If there’s one game that does Career Mode right, it’s the NBA 2K series. Not only do you have to perform well on the court, but there’s a ton of stuff you’re able to manage off the court that will affect your career. It’s good to see that EA’s NHL team has implemented some of these options in their new “Live the Life” mode. Trailer above, details from EA Sports below below.
As you progress through your pro’s career, certain events trigger interviews with media or management. These interviews include either a single question or a series of questions with four available answers. Your answer affects your Likeability rating with fans, teammates, family, and management.
When do Interviews occur and what are they focused on?
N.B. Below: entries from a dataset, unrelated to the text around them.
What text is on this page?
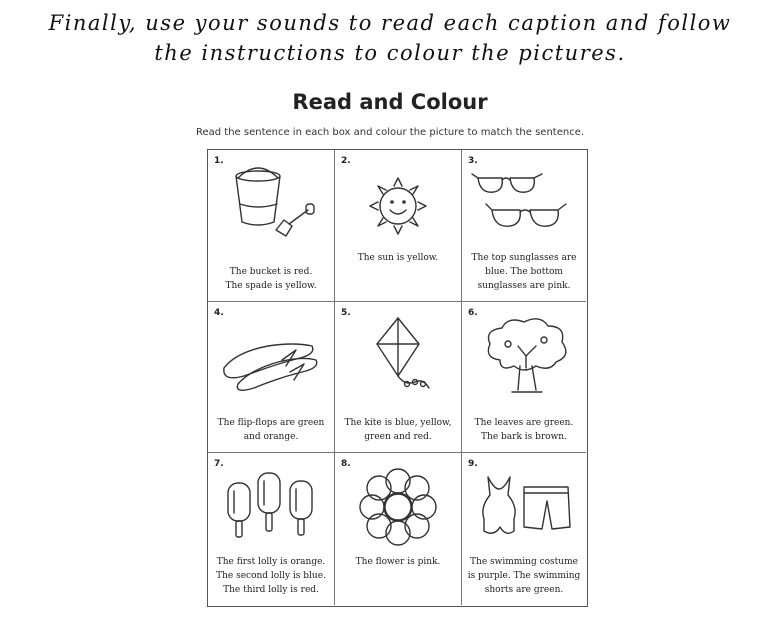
Finally, use your sounds to read each caption and follow
the instructions to colour the pictures.
Read and Colour
Read the sentence in each box and colour the picture to match the sentence.
1.
The bucket is red.
The spade is yellow.
2.
The sun is yellow.
3.
The top sunglasses are
blue. The bottom
sunglasses are pink.
4.
The flip-flops are green
and orange.
5.
The kite is blue, yellow,
green and red.
6.
The leaves are green.
The bark is brown.
7.
The first lolly is orange.
The second lolly is blue.
The third lolly is red.
8.
The flower is pink.
9.
The swimming costume
is purple. The swimming
shorts are green.
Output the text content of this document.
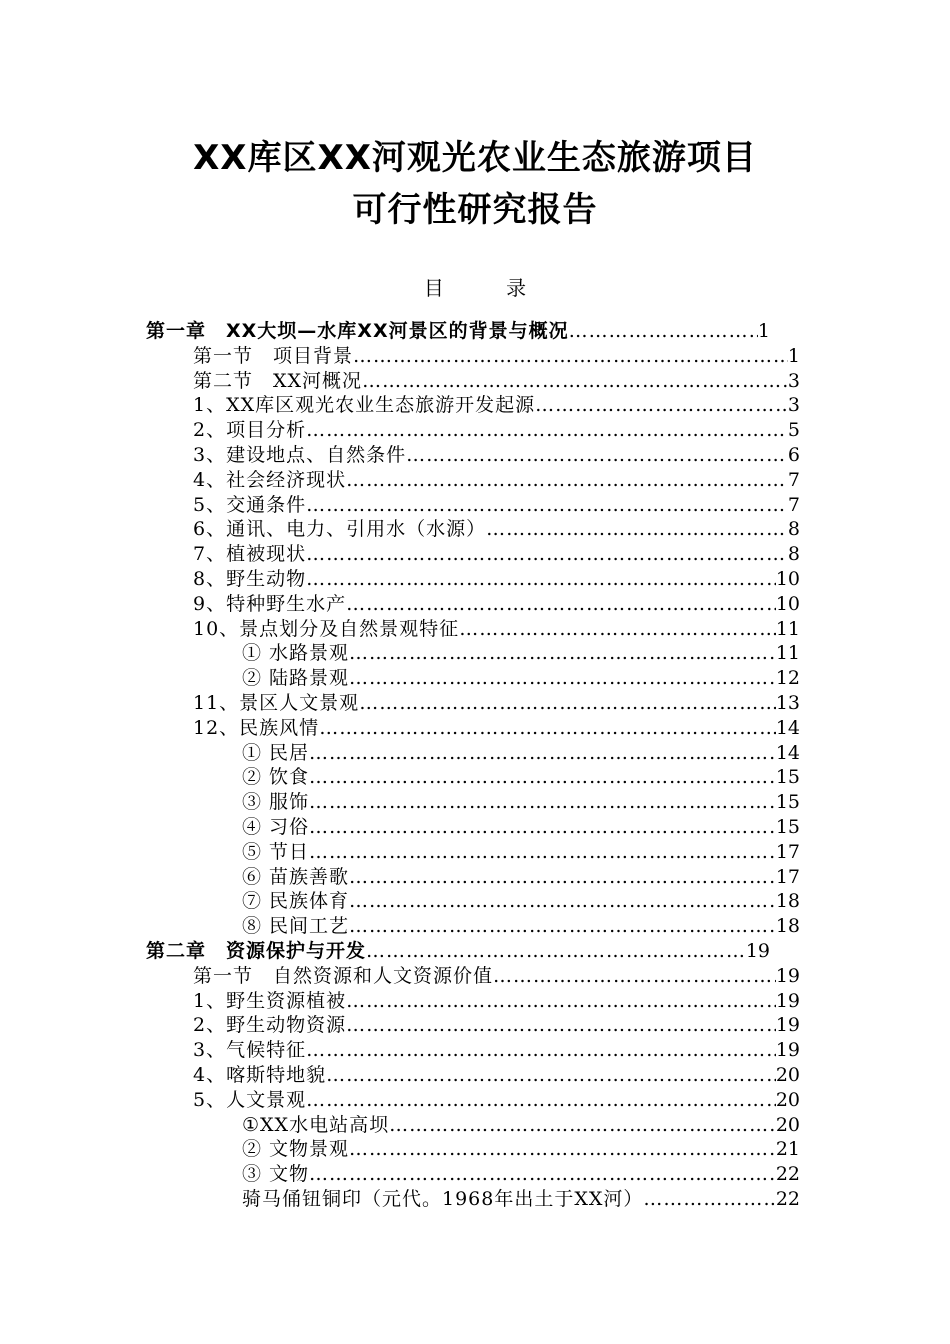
XX库区XX河观光农业生态旅游项目
可行性研究报告
目 录
第一章　XX大坝—水库XX河景区的背景与概况 ………………………………………………………………………………………………………………………………………	1
第一节　项目背景 ………………………………………………………………………………………………………………………………………	1
第二节　XX河概况 ………………………………………………………………………………………………………………………………………	3
1、XX库区观光农业生态旅游开发起源 ………………………………………………………………………………………………………………………………………	3
2、项目分析 ………………………………………………………………………………………………………………………………………	5
3、建设地点、自然条件 ………………………………………………………………………………………………………………………………………	6
4、社会经济现状 ………………………………………………………………………………………………………………………………………	7
5、交通条件 ………………………………………………………………………………………………………………………………………	7
6、通讯、电力、引用水（水源） ………………………………………………………………………………………………………………………………………	8
7、植被现状 ………………………………………………………………………………………………………………………………………	8
8、野生动物 ………………………………………………………………………………………………………………………………………	10
9、特种野生水产 ………………………………………………………………………………………………………………………………………	10
10、景点划分及自然景观特征 ………………………………………………………………………………………………………………………………………	11
① 水路景观 ………………………………………………………………………………………………………………………………………	11
② 陆路景观 ………………………………………………………………………………………………………………………………………	12
11、景区人文景观 ………………………………………………………………………………………………………………………………………	13
12、民族风情 ………………………………………………………………………………………………………………………………………	14
① 民居 ………………………………………………………………………………………………………………………………………	14
② 饮食 ………………………………………………………………………………………………………………………………………	15
③ 服饰 ………………………………………………………………………………………………………………………………………	15
④ 习俗 ………………………………………………………………………………………………………………………………………	15
⑤ 节日 ………………………………………………………………………………………………………………………………………	17
⑥ 苗族善歌 ………………………………………………………………………………………………………………………………………	17
⑦ 民族体育 ………………………………………………………………………………………………………………………………………	18
⑧ 民间工艺 ………………………………………………………………………………………………………………………………………	18
第二章　资源保护与开发 ………………………………………………………………………………………………………………………………………	19
第一节　自然资源和人文资源价值 ………………………………………………………………………………………………………………………………………	19
1、野生资源植被 ………………………………………………………………………………………………………………………………………	19
2、野生动物资源 ………………………………………………………………………………………………………………………………………	19
3、气候特征 ………………………………………………………………………………………………………………………………………	19
4、喀斯特地貌 ………………………………………………………………………………………………………………………………………	20
5、人文景观 ………………………………………………………………………………………………………………………………………	20
①XX水电站高坝 ………………………………………………………………………………………………………………………………………	20
② 文物景观 ………………………………………………………………………………………………………………………………………	21
③ 文物 ………………………………………………………………………………………………………………………………………	22
骑马俑钮铜印（元代。1968年出土于XX河） ………………………………………………………………………………………………………………………………………	22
- Pre-Draft Interviews: Pre-Draft Interviews occur a few days prior to the NHL entry draft. These interviews give the user a chance to move up or down in the draft based on whether or not a team likes the answers provided. Three teams, all within your projected draft range, will interview you.
- Pre-game: These interviews focus on the team you’re about to play, your recent performance, or any upcoming career milestones.
- Post-game: These interviews focus on the outcome of the game you just played, your performance, or the milestones you’ve recently reached..
- News: Interviews can be triggered by events and news from around the league, such as a player signing with your team or being traded to another team.
Off-ice events can occur at any time throughout the season. These events put you in a scenario that forces you to make a key decision that can affect the future of your career.
One scenario might be that after a big game your teammates ask you to join them for a night on the town. You’ll probably get back late and if your coaches find out, they might not be too pleased. What do you do? These are the tough choices you’ll have to make to become an NHL Superstar.
Remember each action you take may produce a positive or negative reaction that can affect ratings and likeability, so make sure to choose carefully.
Playing well on the ice and interacting with your teammates and the media off the ice leads to a positive Likeability rating.
The higher your Likeability rating, the greater the chance endorsement offers will come your way. Endorsements allow you to get extra cash as well as cool looking images for the trophy case.
Likeability meters increase or decrease based on actions on and off the ice. They track how you are perceived by fans, teammates, management and your family.
These meters go from -100 to +100 and will produce consequences (positive and negative) based on how much the meter is filled.
The Fan Likeability meter defines your relationship with the fans of your team and the league.
- A high Fan Likeability meter will increase your chances of receiving high-quality endorsements. On the ice, fans will cheer you on and you may even notice the flash from cameras when you touch the puck.
- A low Fan Likeability meter will lead to boos by fans both locally and around the league. If your Fan Likeability meter is low enough, it may result in you being traded to another team.
The Teammate Likeability meter defines your relationship with members of your team.
- A high Teammate Likeability meter increases your chances of attending off-ice events. If your teammates like you enough, you might become the team’s captain. Factors such as age, player rating and Management plays into these kinds of decisions, as well. Management will have a say in who becomes captain (see below).
- Players with a low Teammate Likeability meter will be presented with fewer off-ice event opportunities. If your Teammate Likeability meter is drastically low, teammates may stop passing you the puck when you call for it.
The Management Likeability meter defines your relationship with the GM and Coaching staff.
- A high Management Likeability meter makes it harder to be demoted to the minors and makes it easier to get to the NHL. As you develop on as a pro, a high enough Management Likeability rating can reward you with other incentives, such as earning the “C” on your jersey.
- A low Management Likeability meter makes it harder to progress to the NHL and makes it easier to be demoted to the minors. If your Management Likeability meter is low enough you can be put on the trade block and potentially moved to a new team.
The Family Likeability meter defines your relationship with your family and has a positive or negative effect on your on-ice attributes.
Your on-ice performance modifier gives you more leeway to act unprofessionally. The better you perform on the ice, the more your fans, teammates, management and family will be willing to put up with your off-ice antics.